What do you see the role of veterinary telehealth in the veterinary medicine of pet parents and beyond?
I think telehealth is an essential future component of veterinary medicine. I think it has its place just like every branch of veterinary medicine that is new and it doesn’t take away from the other aspects of veterinary medicine. In fact, it just targets another audience that struggled to get veterinary care. We have an issue with our society being electronic heavy, and telehealth cant do everything but there is a lot of pet parents who would benefit from a quick telehealth check or a lot of veterinarians who are burn out on regular general practice (and we are desperate to keep our vets) that would be willing to step into a field like that. And then you are meeting the needs of the public who needs to find veterinary care but they are not doing it because they have to work, or they can’t make an the appointment that wouldn’t have gotten veterinary care in a timely fashion anyway.

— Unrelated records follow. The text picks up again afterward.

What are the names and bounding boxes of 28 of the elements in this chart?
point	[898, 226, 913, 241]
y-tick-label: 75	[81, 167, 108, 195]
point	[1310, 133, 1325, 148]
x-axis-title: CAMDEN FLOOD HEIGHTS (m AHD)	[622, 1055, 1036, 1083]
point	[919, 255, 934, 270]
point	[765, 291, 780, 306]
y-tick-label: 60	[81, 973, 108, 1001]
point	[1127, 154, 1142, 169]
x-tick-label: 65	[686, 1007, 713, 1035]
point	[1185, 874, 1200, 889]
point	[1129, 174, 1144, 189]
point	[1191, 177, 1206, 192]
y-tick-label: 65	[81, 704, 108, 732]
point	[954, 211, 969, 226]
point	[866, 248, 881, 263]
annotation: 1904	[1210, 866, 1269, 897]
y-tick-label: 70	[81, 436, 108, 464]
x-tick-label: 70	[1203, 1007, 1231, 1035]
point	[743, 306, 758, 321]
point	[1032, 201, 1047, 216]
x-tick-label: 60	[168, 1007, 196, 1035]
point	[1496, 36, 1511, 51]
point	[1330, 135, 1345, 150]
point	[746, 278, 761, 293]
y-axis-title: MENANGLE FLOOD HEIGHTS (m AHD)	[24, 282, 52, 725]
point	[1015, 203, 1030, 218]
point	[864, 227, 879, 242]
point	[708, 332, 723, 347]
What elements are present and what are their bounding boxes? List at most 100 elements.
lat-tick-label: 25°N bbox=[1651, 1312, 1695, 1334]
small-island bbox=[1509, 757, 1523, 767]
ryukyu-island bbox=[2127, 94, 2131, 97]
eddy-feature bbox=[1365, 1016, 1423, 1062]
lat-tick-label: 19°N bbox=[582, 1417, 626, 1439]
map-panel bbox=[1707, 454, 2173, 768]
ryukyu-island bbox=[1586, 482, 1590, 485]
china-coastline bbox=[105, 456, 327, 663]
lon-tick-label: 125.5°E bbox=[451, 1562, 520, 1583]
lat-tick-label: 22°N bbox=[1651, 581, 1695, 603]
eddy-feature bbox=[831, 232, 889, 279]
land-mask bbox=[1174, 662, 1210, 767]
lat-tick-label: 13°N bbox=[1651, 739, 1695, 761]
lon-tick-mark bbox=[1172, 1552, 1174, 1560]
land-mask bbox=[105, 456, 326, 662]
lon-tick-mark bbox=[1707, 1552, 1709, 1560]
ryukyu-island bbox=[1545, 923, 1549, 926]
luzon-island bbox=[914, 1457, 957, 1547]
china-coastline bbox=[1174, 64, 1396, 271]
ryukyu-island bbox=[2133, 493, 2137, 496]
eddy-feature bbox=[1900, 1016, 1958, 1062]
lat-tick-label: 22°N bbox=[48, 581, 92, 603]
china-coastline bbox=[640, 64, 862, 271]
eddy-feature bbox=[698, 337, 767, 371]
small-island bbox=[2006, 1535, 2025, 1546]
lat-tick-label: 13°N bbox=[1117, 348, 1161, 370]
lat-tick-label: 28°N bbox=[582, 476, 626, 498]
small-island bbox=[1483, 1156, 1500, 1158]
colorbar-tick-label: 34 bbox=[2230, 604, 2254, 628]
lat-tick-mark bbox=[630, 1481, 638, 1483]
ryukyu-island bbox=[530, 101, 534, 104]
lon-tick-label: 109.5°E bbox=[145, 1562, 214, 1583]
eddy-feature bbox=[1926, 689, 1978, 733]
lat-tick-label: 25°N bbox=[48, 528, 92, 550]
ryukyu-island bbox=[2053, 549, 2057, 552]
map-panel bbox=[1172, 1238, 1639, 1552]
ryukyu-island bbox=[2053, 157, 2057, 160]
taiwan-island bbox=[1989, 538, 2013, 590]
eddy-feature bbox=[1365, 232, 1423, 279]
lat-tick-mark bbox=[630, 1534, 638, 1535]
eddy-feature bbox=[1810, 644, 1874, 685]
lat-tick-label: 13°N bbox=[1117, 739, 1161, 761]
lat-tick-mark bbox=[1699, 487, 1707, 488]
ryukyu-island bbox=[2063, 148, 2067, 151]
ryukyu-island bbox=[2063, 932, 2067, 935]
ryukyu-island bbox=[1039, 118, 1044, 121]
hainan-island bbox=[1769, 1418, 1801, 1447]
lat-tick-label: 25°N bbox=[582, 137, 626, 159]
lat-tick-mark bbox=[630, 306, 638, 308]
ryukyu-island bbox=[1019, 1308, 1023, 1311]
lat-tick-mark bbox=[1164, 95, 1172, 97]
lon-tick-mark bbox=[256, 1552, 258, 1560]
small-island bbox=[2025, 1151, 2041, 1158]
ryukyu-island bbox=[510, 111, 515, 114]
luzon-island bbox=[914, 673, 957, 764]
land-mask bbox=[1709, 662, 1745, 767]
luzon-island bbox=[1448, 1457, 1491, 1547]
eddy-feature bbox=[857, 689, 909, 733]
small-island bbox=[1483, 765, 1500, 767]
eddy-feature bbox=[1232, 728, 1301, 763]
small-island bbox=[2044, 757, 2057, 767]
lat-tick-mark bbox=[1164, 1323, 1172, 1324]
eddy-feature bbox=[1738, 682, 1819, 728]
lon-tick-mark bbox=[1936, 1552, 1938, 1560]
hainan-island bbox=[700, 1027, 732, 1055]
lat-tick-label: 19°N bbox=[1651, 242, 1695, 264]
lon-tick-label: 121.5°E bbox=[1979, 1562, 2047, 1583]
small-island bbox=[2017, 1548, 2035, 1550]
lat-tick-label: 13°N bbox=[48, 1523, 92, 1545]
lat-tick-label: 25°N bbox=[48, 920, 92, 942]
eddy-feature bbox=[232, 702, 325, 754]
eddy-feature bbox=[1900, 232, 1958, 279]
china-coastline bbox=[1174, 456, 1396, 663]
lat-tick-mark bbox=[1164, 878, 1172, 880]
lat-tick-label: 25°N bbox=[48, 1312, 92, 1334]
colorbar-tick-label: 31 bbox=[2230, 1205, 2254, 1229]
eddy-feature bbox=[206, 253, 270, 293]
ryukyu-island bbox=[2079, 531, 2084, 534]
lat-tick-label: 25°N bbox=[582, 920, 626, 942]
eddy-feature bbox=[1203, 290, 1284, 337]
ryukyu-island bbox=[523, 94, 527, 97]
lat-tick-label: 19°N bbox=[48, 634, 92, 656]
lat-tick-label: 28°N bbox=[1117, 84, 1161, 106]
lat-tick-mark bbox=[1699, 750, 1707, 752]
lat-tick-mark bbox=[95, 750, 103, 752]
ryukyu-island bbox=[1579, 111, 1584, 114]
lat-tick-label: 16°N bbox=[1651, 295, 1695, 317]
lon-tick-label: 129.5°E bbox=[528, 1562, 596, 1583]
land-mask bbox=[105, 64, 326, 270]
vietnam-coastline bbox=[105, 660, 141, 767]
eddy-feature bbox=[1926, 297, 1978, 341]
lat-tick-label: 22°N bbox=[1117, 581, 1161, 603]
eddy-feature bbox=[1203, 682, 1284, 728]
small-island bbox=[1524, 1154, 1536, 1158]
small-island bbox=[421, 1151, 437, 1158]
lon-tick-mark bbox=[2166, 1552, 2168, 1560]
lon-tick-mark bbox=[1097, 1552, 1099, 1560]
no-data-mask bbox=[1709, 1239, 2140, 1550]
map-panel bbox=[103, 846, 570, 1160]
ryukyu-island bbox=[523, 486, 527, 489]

I think the biggest hurdle is that veterinarians don’t feel really supported to do this. I think it comes with a mix of our interpretation of what is an appropriate Veterinary Client Patient Relationship and the law is not fully supportive of veterinarians regardless of what the human medicine is doing, there is always that grey zone that doesn’t really cover us.

What are some of the advantages you can see coming from Veterinary Telehealth?
I think Veterinary Telehealth has some benefits and drawbacks. Most people call the vet when something is wrong, they can’t get in for a while or maybe the symptoms go away and then they give up. What we find is that most animals with chronic conditions have had symptoms for months that were subtle or that were waxing and waning and they didn’t have a visit with the vet not because they didn’t care but because they don’t know or didn’t recognize the symptoms. One of the things I always teach when working with veterinary students is that we are not just looking for what is normal but also the absence of normal: ie my cat doesn’t jump up on the counter anymore.
So if I find that this sort of ability to be in more communication, quicker communication or even simpler communication, for example, a chat like Vidaah where you’re able to ask is this a concern? It probably is, and even if nothing is done right away, if you have constant communication you’re building this profile of “Oh its happening again; this is a chronic issue; we do have to tackle this” – so I’m interested to see on how telehealth plays out but I do think it has its rewards for sure.